Osmotic therapies added to antibiotics for acute bacterial meningitis

Plain language summary

What is the aim of this review?

The aim of this Cochrane Review is to collect and analyse trials evaluating osmotic therapies given orally or intravenously to people with acute bacterial meningitis. Cochrane authors collected and analysed all relevant studies to answer this question; they found five relevant studies.

Key messages

Giving glycerol, an osmotic diuretic, probably has little or no effect on death (moderate-certainty evidence), but may reduce subsequent deafness (moderate-certainty evidence) or neurological disability (low-certainty evidence). The evidence is current to 17 February 2017.

What was studied in the review?

In meningitis, the cerebrospinal fluid that surrounds the brain and spinal cord is infected, usually as a result of spread from the blood. Any form of meningitis can result in death or severe disability, but acute bacterial meningitis is rapidly fatal without treatment. Even with antibiotics, 10% to 15% of children with bacterial meningitis die in high-income countries with much higher rates in low-income settings. The infection causes the brain to swell, and this is thought to contribute to death and to long-term brain damage in survivors.
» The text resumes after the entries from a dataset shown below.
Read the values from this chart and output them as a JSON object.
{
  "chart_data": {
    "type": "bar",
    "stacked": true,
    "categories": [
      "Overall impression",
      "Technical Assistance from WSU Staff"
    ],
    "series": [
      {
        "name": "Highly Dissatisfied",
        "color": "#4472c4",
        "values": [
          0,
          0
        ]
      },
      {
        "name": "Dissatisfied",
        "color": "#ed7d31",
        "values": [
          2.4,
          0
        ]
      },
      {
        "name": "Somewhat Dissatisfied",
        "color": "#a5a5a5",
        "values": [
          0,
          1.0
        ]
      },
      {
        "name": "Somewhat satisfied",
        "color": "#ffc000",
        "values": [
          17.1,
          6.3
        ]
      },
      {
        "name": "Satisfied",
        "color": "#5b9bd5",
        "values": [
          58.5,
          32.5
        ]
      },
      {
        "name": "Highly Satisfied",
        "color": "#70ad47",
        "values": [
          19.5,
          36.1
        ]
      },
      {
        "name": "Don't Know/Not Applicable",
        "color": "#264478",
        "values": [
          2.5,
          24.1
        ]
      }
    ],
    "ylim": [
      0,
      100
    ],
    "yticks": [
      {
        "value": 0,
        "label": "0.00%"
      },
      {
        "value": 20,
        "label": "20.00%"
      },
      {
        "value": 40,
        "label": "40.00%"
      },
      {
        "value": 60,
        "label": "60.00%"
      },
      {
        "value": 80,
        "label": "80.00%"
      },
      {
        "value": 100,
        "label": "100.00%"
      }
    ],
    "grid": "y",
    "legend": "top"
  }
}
Osmotic therapies increase the concentration of the blood by exerting an osmotic pressure across a semi-permeable membrane (such as a cell wall or blood vessel lining in the brain). This draws water from the brain into the blood, thereby reducing pressure in the brain. Potentially osmotic therapies could increase the rate of survival, or they could do harm.

What are the main results of the review?

We included five trials that compared glycerol with placebo in a total of 1451 patients with bacterial meningitis. In the studies steroids were often given as well, but this did not appear to modify any of the effects seen with glycerol.

This review detected no benefit from glycerol relating to death. There appeared to be marginal protection against deafness and against neurological disability. No effect on epileptic seizures at follow-up was noted. Glycerol was not associated with any severe adverse effects. The number of trials included was small and only two tested a large number of participants. All trials were from different healthcare settings and examined either adults or children.